Zygmunt Bauman “Soif de paix”

« […] Toutes les étapes et les phases de l’histoire de l’humanité avaient un dénominateur commun : elles étaient caractérisées d’un côté par l’inclusion, de l’autre par l’exclusion.

Il s’effectuait une identification réciproque, à travers l’inclusion et l’exclusion. Le ‘’nous’’ pouvait se mesurer avec l’hostilité réciproque. Le sens du ‘’nous’’ était que nous ne sommes pas eux. Et le sens du ‘’eux’’ était qu’ils ne sont pas nous. Les uns avaient besoin des autres pour exister comme entité reliée l’une à l’autre et pour pouvoir s’identifier dans un lieu ou un groupe d’appartenance. Il en a été ainsi pendant toute l’histoire de l’humanité. Ce qui a causé de grandes effusions de sang. Une forme d’auto-identification qui naît de l’identification de quelque chose d’autre en ce qui concerne le prochain.

Nous nous trouvons aujourd’hui face à la nécessité inéluctable de la prochaine étape de cette histoire, dans laquelle nous sommes en train d’élargir la notion d’humanité. En parlant d’identité de soi, nous avons un concept de ce que nous incluons dans cette idée d’humanité mise ensemble.

Je dirais que nous nous trouvons devant un pas supplémentaire à accomplir qui demande l’abolition du pronom ‘’eux’’. Jusqu’à ce jour, nos ancêtres avaient quelque chose en commun : un ennemi. Maintenant, face à la perspective d’une humanité globale, où le trouvons-nous, cet ennemi ?

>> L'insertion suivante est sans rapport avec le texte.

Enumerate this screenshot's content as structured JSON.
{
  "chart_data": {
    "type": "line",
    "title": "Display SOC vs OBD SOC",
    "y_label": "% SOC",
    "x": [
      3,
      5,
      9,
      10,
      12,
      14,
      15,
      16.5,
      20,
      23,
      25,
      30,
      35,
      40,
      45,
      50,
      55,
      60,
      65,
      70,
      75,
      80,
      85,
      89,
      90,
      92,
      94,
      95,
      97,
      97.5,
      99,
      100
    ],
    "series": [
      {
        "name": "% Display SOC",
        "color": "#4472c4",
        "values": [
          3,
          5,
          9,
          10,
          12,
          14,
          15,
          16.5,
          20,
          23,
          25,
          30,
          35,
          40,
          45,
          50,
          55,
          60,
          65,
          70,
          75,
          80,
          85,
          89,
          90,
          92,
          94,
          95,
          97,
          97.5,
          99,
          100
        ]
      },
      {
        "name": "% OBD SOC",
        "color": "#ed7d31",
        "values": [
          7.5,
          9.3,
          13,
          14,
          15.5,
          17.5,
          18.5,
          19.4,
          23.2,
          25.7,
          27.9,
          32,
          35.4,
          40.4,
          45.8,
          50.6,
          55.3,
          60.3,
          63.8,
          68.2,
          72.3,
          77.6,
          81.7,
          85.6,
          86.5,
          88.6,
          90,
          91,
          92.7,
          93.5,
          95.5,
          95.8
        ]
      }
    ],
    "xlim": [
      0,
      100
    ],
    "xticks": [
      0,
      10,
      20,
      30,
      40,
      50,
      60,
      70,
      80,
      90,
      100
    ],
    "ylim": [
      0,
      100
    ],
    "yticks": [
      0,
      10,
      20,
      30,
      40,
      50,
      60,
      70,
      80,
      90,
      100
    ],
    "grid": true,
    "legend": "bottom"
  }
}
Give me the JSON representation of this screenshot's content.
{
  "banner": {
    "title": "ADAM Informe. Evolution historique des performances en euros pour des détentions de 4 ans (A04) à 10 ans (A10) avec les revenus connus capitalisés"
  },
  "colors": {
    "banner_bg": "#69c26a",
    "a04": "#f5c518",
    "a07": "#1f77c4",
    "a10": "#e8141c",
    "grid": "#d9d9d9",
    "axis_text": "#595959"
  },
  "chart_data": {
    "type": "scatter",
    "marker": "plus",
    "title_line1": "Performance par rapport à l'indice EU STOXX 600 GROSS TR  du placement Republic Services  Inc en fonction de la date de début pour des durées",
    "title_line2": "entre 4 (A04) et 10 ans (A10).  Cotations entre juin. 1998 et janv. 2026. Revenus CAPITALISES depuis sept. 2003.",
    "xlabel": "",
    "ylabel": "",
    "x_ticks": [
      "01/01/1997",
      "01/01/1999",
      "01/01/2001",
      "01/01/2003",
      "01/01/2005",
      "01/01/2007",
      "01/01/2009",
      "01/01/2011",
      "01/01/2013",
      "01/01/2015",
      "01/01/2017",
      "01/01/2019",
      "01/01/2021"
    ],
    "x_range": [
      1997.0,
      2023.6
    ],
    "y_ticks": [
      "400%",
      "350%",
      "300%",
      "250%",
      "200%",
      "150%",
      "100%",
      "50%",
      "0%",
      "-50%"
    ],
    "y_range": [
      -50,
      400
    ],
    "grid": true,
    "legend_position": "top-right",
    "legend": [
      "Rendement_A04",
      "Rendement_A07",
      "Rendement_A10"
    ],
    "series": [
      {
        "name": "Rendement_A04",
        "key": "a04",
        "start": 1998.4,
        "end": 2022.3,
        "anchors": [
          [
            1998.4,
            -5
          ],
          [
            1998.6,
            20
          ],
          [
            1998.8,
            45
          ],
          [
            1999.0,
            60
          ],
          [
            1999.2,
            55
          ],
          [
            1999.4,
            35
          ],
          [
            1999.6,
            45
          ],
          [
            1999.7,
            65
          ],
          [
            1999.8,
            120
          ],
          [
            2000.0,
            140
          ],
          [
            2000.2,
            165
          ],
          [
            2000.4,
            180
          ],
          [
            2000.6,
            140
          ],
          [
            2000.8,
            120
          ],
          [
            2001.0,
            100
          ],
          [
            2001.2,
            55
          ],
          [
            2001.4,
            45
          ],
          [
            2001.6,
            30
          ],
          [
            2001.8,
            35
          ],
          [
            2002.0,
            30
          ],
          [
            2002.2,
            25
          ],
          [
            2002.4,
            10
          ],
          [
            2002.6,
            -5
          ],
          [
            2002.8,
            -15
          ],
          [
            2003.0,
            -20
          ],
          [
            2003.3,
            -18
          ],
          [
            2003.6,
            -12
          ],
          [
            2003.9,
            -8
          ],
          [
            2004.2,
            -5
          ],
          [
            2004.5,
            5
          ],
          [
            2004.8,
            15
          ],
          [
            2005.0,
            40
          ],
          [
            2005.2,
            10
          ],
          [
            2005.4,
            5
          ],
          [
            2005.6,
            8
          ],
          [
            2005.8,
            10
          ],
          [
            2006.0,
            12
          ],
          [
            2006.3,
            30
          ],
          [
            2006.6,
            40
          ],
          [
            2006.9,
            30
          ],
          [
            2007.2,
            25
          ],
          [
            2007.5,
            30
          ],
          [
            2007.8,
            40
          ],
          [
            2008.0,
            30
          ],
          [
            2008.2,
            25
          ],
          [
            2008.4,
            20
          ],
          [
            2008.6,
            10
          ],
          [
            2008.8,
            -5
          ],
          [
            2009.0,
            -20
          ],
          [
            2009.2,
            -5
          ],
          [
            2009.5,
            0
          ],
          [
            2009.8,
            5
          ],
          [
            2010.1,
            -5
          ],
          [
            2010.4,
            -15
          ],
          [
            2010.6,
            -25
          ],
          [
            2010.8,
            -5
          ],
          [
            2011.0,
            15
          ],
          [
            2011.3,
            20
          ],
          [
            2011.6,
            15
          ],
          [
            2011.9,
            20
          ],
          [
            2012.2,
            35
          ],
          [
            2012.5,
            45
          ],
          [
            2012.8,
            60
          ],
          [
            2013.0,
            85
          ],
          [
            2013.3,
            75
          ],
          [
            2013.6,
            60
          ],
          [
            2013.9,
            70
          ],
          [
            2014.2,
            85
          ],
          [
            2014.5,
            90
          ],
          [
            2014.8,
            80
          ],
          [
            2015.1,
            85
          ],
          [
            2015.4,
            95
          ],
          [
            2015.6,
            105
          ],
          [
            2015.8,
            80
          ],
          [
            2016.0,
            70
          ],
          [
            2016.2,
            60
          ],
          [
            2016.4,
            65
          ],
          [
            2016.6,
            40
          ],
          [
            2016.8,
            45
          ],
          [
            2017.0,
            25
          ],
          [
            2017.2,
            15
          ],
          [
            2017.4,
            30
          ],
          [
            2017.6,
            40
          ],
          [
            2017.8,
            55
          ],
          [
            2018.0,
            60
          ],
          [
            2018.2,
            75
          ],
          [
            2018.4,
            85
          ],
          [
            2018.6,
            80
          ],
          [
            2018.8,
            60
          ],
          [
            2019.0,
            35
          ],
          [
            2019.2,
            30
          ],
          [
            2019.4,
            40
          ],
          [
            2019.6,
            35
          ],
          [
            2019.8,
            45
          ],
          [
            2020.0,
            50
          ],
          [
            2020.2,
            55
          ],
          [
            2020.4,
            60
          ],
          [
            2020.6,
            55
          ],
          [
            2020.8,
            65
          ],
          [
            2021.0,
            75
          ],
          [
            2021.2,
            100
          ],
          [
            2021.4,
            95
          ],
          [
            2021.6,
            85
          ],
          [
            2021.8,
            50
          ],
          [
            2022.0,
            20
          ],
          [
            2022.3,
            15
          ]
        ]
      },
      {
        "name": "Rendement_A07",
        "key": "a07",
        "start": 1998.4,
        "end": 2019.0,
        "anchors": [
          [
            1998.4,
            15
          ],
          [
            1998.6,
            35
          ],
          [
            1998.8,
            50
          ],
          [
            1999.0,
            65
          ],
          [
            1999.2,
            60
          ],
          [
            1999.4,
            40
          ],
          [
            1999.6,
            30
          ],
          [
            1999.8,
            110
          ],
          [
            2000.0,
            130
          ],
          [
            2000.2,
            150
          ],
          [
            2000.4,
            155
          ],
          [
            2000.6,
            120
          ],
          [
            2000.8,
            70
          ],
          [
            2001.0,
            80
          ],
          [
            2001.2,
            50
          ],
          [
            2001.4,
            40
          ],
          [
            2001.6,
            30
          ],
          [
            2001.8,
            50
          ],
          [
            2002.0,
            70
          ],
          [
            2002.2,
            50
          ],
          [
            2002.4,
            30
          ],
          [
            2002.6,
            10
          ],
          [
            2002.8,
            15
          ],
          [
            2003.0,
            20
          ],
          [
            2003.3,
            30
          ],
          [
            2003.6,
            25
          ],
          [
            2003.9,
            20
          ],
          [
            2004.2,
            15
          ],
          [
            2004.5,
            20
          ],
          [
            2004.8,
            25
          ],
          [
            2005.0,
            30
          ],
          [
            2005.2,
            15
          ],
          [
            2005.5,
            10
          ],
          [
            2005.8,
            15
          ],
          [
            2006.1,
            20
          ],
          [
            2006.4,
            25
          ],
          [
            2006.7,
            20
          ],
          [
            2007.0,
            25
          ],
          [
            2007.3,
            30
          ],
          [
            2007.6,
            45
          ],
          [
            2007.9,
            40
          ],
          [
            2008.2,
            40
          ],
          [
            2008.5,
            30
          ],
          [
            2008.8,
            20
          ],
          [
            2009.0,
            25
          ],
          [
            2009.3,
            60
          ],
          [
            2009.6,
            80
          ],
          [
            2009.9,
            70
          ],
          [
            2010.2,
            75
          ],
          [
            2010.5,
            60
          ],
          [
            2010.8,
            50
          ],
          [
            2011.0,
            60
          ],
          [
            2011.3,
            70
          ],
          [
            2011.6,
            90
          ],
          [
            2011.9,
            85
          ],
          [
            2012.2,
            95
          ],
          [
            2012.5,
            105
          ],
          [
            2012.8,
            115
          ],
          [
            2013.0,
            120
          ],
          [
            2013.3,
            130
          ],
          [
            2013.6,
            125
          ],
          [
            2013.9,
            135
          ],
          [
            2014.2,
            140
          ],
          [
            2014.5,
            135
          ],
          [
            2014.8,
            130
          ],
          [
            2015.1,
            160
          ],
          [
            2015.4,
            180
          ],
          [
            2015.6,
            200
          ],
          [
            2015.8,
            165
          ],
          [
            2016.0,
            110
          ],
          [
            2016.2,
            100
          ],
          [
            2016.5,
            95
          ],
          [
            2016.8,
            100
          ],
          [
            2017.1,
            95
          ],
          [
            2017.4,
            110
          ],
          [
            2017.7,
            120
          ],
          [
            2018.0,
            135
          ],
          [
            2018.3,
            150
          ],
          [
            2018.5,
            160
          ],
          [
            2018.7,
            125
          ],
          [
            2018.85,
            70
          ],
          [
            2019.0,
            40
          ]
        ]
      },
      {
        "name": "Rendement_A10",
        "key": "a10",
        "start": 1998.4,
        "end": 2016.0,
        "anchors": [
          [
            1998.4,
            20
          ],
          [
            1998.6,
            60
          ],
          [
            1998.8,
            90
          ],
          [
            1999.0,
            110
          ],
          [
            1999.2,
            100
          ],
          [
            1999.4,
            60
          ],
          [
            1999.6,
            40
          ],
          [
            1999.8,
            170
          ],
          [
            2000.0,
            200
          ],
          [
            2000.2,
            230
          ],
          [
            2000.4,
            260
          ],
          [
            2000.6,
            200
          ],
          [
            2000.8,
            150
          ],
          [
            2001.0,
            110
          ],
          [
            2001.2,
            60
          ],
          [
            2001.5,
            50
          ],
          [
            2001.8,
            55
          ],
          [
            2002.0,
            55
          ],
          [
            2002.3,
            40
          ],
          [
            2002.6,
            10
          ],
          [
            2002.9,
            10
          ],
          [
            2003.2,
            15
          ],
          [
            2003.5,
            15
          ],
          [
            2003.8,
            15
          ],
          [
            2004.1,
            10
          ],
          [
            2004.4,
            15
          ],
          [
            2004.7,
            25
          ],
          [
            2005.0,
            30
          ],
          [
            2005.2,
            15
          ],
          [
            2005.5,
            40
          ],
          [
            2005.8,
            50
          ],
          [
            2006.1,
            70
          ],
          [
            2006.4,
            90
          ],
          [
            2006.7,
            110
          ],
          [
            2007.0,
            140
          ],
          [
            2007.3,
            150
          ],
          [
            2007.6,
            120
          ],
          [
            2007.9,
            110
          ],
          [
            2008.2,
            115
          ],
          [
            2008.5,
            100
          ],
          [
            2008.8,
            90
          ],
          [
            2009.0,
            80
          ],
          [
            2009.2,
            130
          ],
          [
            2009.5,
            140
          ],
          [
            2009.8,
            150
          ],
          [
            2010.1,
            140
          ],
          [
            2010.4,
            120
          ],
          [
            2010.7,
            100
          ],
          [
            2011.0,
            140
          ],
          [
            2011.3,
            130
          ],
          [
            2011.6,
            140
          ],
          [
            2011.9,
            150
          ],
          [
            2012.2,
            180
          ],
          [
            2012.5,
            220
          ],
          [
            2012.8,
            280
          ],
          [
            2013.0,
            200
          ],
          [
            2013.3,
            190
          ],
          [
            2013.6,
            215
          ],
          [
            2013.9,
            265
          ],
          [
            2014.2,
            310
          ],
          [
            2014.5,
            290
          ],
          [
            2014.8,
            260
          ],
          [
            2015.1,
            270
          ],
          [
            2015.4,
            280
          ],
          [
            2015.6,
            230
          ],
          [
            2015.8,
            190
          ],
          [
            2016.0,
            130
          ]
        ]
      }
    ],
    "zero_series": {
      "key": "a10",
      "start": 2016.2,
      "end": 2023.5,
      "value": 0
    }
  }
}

Nous nous trouvons dans une réalité cosmopolite et donc tout ce qui est fait, même dans le coin le plus reculé du monde, a un impact sur le reste de notre planète et sur les perspectives d’avenir. Nous sommes tous dépendants les uns des autres et on ne peut pas revenir en arrière. […] »

Zygmunt Bauman, sociologue et philosophe, 18-09-2016, Assise (Italie), à l’Assemblée d’ouverture de la rencontre « Soif de paix ».